A look at the process of taking money out of your retirement savings.
Earlier this week, Government Executive’s Erich Wagner wrote about Thrift Savings Plan withdrawals as they relate to the COVID-19 stimulus package. The law liberalizes in-service withdrawal rules to increase the amount employees can take out or borrow from retirement savings accounts and lowers the taxes due on withdrawals. The TSP has provided an update on the changes on its website.
Requesting a withdrawal from your account while you are still employed is a process directly between you and the TSP, which disburses withdrawals each business day. You can log into My Account or call the ThriftLine to find out the status of your withdrawal request. You will be notified when the funds have been disbursed. You should expect it to take up to 10 days from the time the TSP receives your request until the time you receive the check.
But what if you’ve recently retired from federal service and you’re ready to begin withdrawing the money you’ve saved in the TSP to help provide retirement income?
Many new retirees will delay applying for a TSP withdrawal until after their final paycheck has been deposited and they’ve been paid for their unused annual leave. Some will delay withdrawals until they finish working in a post-retirement second career or part-time job. Others wait until they must take required minimum distributions at age 72 (or 70 ½ if you were born before July 1, 1949.) But under the recently enacted CARES Act, you do not need to make any withdrawals from your TSP account in 2020 to satisfy an RMD, regardless of your age or employment status. The TSP will not send any automatic RMD payments for 2020. If you make a withdrawal in 2020, the TSP will withhold federal taxes at the rate appropriate for the type of withdrawal you make, without regard to RMD rules that would otherwise apply. You can transfer or roll over to an IRA or eligible employer plan any otherwise eligible withdrawals you make.
Whatever the case may be, once you have decided it’s time to receive monthly installment payments from your TSP account balance, you might wonder how long it will take to begin receiving the money. If it’s been a few months since you retired, or maybe a few years, then the process is much like taking an in-service withdrawal.
To request a withdrawal, log into My Account on the TSP website and click on the “Withdrawals and Changes to Installment Payments” link on the menu. From there you’ll have access to an online tool with which to start your withdrawal. The TSP says you should allow up to 10 days from the time you submit your withdrawal request until payment is sent. You will be notified when your payment has been disbursed.

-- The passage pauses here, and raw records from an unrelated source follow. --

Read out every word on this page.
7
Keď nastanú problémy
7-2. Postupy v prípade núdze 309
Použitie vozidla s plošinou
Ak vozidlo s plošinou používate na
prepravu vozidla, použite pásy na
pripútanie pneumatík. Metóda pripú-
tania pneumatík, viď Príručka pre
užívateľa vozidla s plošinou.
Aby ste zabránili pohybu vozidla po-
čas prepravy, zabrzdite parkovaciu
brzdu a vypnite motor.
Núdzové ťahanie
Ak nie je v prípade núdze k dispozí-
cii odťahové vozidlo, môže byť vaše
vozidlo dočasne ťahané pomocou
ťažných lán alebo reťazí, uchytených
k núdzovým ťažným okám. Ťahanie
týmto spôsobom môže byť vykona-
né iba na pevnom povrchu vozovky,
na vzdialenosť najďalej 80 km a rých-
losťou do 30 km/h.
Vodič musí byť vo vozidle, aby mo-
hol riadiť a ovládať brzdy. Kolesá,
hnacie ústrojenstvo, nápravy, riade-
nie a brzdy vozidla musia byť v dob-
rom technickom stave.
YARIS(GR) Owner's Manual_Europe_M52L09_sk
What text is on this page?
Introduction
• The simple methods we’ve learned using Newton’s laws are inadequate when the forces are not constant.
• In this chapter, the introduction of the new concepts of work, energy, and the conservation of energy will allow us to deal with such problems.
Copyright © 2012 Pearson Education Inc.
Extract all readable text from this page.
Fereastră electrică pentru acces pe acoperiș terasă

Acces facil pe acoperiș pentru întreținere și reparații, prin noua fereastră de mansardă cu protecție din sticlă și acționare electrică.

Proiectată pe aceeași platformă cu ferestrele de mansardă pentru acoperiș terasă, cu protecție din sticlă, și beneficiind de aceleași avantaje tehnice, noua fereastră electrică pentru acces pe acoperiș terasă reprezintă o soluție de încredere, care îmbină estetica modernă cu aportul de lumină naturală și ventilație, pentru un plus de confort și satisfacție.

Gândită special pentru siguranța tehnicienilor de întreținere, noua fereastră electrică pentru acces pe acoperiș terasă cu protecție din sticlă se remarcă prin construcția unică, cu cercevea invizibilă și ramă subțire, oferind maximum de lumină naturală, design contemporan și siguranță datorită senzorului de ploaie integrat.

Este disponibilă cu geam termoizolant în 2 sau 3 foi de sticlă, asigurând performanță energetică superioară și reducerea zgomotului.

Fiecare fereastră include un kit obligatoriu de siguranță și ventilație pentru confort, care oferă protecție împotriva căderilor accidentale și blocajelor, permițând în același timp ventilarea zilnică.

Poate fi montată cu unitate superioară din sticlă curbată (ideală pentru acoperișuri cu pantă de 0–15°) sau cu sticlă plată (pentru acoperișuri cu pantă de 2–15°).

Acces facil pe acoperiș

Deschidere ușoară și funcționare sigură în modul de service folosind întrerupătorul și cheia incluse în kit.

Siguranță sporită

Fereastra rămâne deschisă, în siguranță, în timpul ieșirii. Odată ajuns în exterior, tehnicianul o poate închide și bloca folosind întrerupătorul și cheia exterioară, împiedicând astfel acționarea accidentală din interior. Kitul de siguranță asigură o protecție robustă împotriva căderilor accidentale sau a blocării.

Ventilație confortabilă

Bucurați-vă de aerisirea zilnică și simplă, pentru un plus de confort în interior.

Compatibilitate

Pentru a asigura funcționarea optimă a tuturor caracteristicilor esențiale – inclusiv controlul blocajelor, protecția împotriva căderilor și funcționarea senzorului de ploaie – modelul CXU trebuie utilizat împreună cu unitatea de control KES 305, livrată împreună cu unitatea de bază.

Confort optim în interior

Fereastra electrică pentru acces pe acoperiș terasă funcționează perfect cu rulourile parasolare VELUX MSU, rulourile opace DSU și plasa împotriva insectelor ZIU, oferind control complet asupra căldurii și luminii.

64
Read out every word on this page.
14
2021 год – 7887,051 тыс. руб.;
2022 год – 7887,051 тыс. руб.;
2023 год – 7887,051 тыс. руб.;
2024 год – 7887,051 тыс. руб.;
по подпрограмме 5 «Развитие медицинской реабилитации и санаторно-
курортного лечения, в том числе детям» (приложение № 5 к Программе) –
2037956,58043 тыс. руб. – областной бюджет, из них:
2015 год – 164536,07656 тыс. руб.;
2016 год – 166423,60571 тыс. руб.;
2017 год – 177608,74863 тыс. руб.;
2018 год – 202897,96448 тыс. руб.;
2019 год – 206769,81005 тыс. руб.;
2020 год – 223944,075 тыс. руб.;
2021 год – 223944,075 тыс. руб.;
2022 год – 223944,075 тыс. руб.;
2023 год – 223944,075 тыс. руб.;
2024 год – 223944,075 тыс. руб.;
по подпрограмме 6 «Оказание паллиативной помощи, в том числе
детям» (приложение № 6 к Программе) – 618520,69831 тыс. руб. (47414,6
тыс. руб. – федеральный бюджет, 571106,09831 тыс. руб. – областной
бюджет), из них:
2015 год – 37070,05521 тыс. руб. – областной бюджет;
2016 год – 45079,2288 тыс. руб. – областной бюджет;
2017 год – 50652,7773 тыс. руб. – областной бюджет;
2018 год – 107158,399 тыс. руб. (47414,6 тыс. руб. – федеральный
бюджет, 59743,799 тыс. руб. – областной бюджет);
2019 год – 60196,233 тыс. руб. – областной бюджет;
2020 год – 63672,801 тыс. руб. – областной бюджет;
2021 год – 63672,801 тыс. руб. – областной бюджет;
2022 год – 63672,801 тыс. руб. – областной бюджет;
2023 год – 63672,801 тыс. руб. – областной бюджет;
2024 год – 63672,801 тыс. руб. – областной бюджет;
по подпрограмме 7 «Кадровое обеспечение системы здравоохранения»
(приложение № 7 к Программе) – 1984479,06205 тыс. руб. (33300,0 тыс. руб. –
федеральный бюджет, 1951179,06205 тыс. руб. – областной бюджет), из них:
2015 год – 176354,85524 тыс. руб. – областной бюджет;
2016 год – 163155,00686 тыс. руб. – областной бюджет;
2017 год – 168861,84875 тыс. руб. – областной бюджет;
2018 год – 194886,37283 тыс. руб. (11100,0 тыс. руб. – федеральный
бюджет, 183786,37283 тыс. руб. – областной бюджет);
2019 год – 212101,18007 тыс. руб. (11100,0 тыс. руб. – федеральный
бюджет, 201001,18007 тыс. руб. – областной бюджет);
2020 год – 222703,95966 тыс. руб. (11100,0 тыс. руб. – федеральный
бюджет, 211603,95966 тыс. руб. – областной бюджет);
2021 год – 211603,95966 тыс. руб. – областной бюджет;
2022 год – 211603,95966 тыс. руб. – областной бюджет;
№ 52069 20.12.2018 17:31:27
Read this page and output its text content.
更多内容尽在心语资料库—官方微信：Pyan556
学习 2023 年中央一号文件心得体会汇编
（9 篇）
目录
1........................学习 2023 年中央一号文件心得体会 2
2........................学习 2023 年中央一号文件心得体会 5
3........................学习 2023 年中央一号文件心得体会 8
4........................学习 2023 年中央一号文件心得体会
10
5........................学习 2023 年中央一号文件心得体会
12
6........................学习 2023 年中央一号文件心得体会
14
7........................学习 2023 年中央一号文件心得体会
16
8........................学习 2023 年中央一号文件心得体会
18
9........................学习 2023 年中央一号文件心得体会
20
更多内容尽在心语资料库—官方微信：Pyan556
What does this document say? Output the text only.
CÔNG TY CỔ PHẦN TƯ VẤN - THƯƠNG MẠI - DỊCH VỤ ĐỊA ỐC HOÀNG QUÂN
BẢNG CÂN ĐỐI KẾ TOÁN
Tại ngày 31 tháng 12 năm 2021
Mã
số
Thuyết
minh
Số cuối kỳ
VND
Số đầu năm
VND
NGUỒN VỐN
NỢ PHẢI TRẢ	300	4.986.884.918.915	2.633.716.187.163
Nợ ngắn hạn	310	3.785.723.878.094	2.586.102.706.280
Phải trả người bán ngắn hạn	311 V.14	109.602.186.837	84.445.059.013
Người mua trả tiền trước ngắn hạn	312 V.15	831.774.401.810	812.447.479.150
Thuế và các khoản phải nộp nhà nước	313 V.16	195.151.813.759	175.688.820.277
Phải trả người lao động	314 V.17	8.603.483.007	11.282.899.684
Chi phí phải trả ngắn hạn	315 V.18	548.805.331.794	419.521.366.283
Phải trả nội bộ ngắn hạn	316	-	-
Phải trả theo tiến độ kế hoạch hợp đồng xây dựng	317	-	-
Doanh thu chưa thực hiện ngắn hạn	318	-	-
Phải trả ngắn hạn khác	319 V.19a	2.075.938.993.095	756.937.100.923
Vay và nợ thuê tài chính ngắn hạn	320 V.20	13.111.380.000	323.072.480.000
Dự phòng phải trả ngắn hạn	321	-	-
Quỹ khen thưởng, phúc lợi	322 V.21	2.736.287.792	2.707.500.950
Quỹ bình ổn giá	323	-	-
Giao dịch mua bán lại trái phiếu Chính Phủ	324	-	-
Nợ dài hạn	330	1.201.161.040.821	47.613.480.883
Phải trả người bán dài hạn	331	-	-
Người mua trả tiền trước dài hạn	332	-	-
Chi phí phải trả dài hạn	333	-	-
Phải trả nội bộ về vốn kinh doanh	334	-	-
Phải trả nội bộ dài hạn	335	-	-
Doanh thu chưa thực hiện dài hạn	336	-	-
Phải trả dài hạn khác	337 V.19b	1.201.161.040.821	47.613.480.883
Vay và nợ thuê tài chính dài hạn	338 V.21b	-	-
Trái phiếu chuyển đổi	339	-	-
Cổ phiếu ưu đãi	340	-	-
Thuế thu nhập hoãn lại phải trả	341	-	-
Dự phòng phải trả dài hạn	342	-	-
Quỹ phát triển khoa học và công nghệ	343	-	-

According to Kim Weaver, the TSP’s director of external affairs, once monthly payments begin, they are made generally about the same time each month, although holidays and other observances sometimes affect this routine.
If you’d like payments from your TSP account to coincide with your retirement, remember that you might experience a delay between your retirement and the time you can request to have your withdrawal request processed. That depends on how long it takes your agency to notify the TSP of your separation. It’s generally recommended that federal employees apply for retirement at least 30 days or up to 90 days before their planned retirement date. But it’s important to wait until after the TSP has been notified that you’re retired to apply for a post-employment withdrawal from your account.
I recently received an email from a Bill, a federal employee, who related a discussion he had with his human resources office about the time frame for receiving a post-retirement TSP withdrawal. He was told that it typically takes his agency between six to eight weeks to notify the TSP of an employee’s separation. (This isn’t true for all agencies. The TSP says it usually takes up to 30 days after the actual date of separation for this information to be submitted to the TSP.)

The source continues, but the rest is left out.